The estimate is that this year the primary fiscal deficit will end at around 3.5% of GDP, below the goal of 4% that had been established for this year. Now Martin Guzman It proposes reducing it to 3.3% by 2022, but the Monetary Fund considers that it is an insufficient fiscal effort and asks for more. A good part of the discussion in these hours goes through this point and to what extent the Government is willing to take the adjustment beyond these levels.
Half of the total deficit for the year, explains the economist Fernando Marull, is concentrated in November and December, approaching 1.8% of GDP. In October – the month before the legislative elections – the fiscal red was stretched to $ 200,000 million.
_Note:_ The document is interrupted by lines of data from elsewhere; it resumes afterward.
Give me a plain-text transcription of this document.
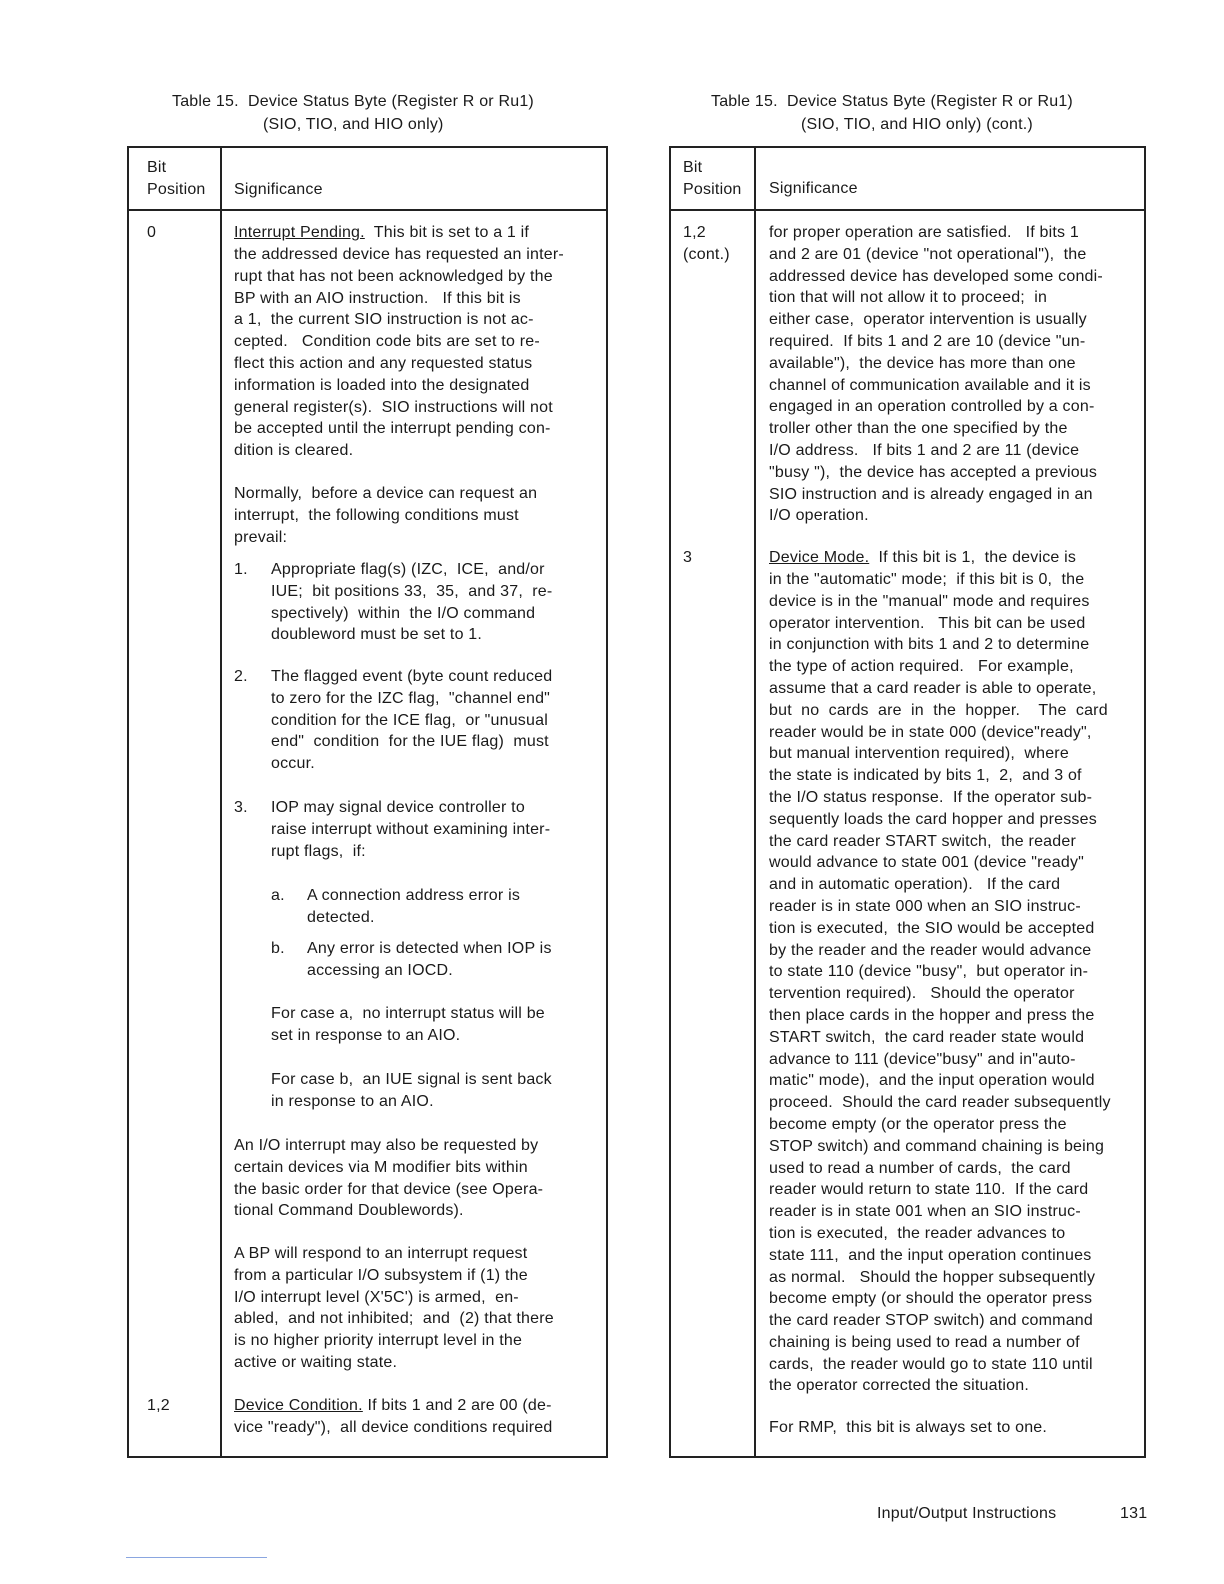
Table 15.  Device Status Byte (Register R or Ru1)
(SIO, TIO, and HIO only)
Bit
Position Significance
0	Interrupt Pending.  This bit is set to a 1 if
the addressed device has requested an inter-
rupt that has not been acknowledged by the
BP with an AIO instruction.   If this bit is
a 1,  the current SIO instruction is not ac-
cepted.   Condition code bits are set to re-
flect this action and any requested status
information is loaded into the designated
general register(s).  SIO instructions will not
be accepted until the interrupt pending con-
dition is cleared.
Normally,  before a device can request an
interrupt,  the following conditions must
prevail:
1. Appropriate flag(s) (IZC,  ICE,  and/or
IUE;  bit positions 33,  35,  and 37,  re-
spectively)  within  the I/O command
doubleword must be set to 1.
2. The flagged event (byte count reduced
to zero for the IZC flag,  "channel end"
condition for the ICE flag,  or "unusual
end"  condition  for the IUE flag)  must
occur.
3. IOP may signal device controller to
raise interrupt without examining inter-
rupt flags,  if:
a. A connection address error is
detected.
b. Any error is detected when IOP is
accessing an IOCD.
For case a,  no interrupt status will be
set in response to an AIO.
For case b,  an IUE signal is sent back
in response to an AIO.
An I/O interrupt may also be requested by
certain devices via M modifier bits within
the basic order for that device (see Opera-
tional Command Doublewords).
A BP will respond to an interrupt request
from a particular I/O subsystem if (1) the
I/O interrupt level (X'5C') is armed,  en-
abled,  and not inhibited;  and  (2) that there
is no higher priority interrupt level in the
active or waiting state.
1,2	Device Condition. If bits 1 and 2 are 00 (de-
vice "ready"),  all device conditions required
Table 15.  Device Status Byte (Register R or Ru1)
(SIO, TIO, and HIO only) (cont.)
Bit
Position Significance
1,2
(cont.)
for proper operation are satisfied.   If bits 1
and 2 are 01 (device "not operational"),  the
addressed device has developed some condi-
tion that will not allow it to proceed;  in
either case,  operator intervention is usually
required.  If bits 1 and 2 are 10 (device "un-
available"),  the device has more than one
channel of communication available and it is
engaged in an operation controlled by a con-
troller other than the one specified by the
I/O address.   If bits 1 and 2 are 11 (device
"busy "),  the device has accepted a previous
SIO instruction and is already engaged in an
I/O operation.
3	Device Mode.  If this bit is 1,  the device is
in the "automatic" mode;  if this bit is 0,  the
device is in the "manual" mode and requires
operator intervention.   This bit can be used
in conjunction with bits 1 and 2 to determine
the type of action required.   For example,
assume that a card reader is able to operate,
but  no  cards  are  in  the  hopper.    The  card
reader would be in state 000 (device"ready",
but manual intervention required),  where
the state is indicated by bits 1,  2,  and 3 of
the I/O status response.  If the operator sub-
sequently loads the card hopper and presses
the card reader START switch,  the reader
would advance to state 001 (device "ready"
and in automatic operation).   If the card
reader is in state 000 when an SIO instruc-
tion is executed,  the SIO would be accepted
by the reader and the reader would advance
to state 110 (device "busy",  but operator in-
tervention required).   Should the operator
then place cards in the hopper and press the
START switch,  the card reader state would
advance to 111 (device"busy" and in"auto-
matic" mode),  and the input operation would
proceed.  Should the card reader subsequently
become empty (or the operator press the
STOP switch) and command chaining is being
used to read a number of cards,  the card
reader would return to state 110.  If the card
reader is in state 001 when an SIO instruc-
tion is executed,  the reader advances to
state 111,  and the input operation continues
as normal.   Should the hopper subsequently
become empty (or should the operator press
the card reader STOP switch) and command
chaining is being used to read a number of
cards,  the reader would go to state 110 until
the operator corrected the situation.
For RMP,  this bit is always set to one.
Input/Output Instructions	131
Nonetheless, the issuance of pesos had a strong moderation so far this year. While in 2020 there was a record figure of 2 trillion pesos issued by the BCRA to meet the expenses of the pandemic, until November 23 of this year it had not yet reached a trillion pesos. While the BCRA financed the Treasury’s fiscal red for more than 3% of GDP this year, the intention is to lower it to 1.8% of GDP next year, based on less deficit fiscal numbers.
The monetary expansion in December could put more pressure on the exchange rate. The good news for the Central is that the demand for pesos is also increasing, which should play in favor of balancing the market. In November, the BCRA sold almost USD 1 billion to balance demand
The Monetary Fund, however, considers that these are insufficient goals and that the fiscal effort should be substantially greater to prevent a new financial and exchange crisis. The low level of reserves and the high distrust of investors merit, according to the agency, a more austerity program, something that Vice President Cristina Fernández de Kirchner clearly resists.
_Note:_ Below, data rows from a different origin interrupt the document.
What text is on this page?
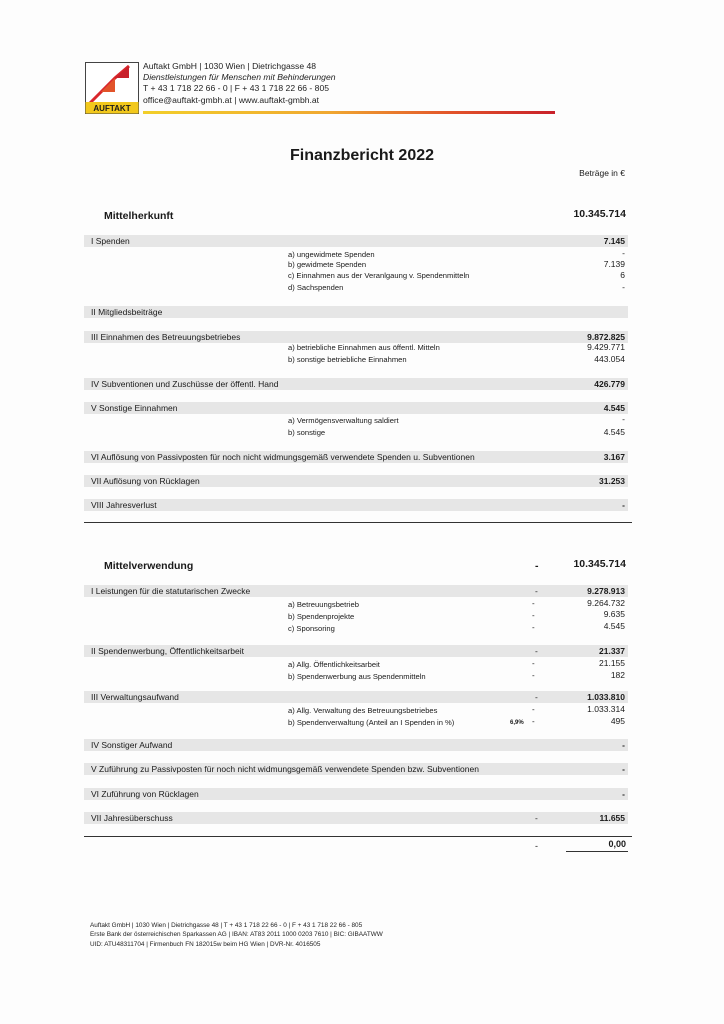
AUFTAKT
Auftakt GmbH | 1030 Wien | Dietrichgasse 48
Dienstleistungen für Menschen mit Behinderungen
T + 43 1 718 22 66 - 0 | F + 43 1 718 22 66 - 805
office@auftakt-gmbh.at | www.auftakt-gmbh.at
Finanzbericht 2022
Beträge in €
Mittelherkunft	10.345.714
I Spenden	7.145
a) ungewidmete Spenden	-
b) gewidmete Spenden	7.139
c) Einnahmen aus der Veranlgaung v. Spendenmitteln	6
d) Sachspenden	-
II Mitgliedsbeiträge
III Einnahmen des Betreuungsbetriebes	9.872.825
a) betriebliche Einnahmen aus öffentl. Mitteln	9.429.771
b) sonstige betriebliche Einnahmen	443.054
IV Subventionen und Zuschüsse der öffentl. Hand	426.779
V Sonstige Einnahmen	4.545
a) Vermögensverwaltung saldiert	-
b) sonstige	4.545
VI Auflösung von Passivposten für noch nicht widmungsgemäß verwendete Spenden u. Subventionen	3.167
VII Auflösung von Rücklagen	31.253
VIII Jahresverlust	-
Mittelverwendung	-	10.345.714
I Leistungen für die statutarischen Zwecke	-	9.278.913
a) Betreuungsbetrieb	-	9.264.732
b) Spendenprojekte	-	9.635
c) Sponsoring	-	4.545
II Spendenwerbung, Öffentlichkeitsarbeit	-	21.337
a) Allg. Öffentlichkeitsarbeit	-	21.155
b) Spendenwerbung aus Spendenmitteln	-	182
III Verwaltungsaufwand	-	1.033.810
a) Allg. Verwaltung des Betreuungsbetriebes	-	1.033.314
b) Spendenverwaltung (Anteil an I Spenden in %)	6,9% -	495
IV Sonstiger Aufwand	-
V Zuführung zu Passivposten für noch nicht widmungsgemäß verwendete Spenden bzw. Subventionen	-
VI Zuführung von Rücklagen	-
VII Jahresüberschuss	-	11.655
-	0,00
Auftakt GmbH | 1030 Wien | Dietrichgasse 48 | T + 43 1 718 22 66 - 0 | F + 43 1 718 22 66 - 805
Erste Bank der österreichischen Sparkassen AG | IBAN: AT83 2011 1000 0203 7610 | BIC: GIBAATWW
UID: ATU48311704 | Firmenbuch FN 182015w beim HG Wien | DVR-Nr. 4016505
In addition, another of the challenges facing the Argentine economy is a less favorable international context and now threatened by omicron, the new strain of Covid-19. Possible restrictions on the movement or closing of borders would generate the fear of a relapse of the global activity and Argentina would not be exempt. For now, investors’ search for refuge has hit the price of bonds and also local stocks in recent days, which still have not found a floor despite the very low valuations.
Yesterday was another negative day for global markets, given the warning of the head of the Fed, Jerome Powell, about the need to accelerate measures to lower inflation. This means that there will be less bond buybacks and fewer dollars will be injected into the economy, causing a widespread crash on Wall Street. Argentine bonds suffered further falls and the country risk reached 1,900 basis points. However, stocks showed a bit more resistance and some stocks ended up on time, such as Supervielle (6% rise in dollars), while YPF gained 4.6%, while Macro ended slightly higher. All this was striking in the midst of a very negative climate globally.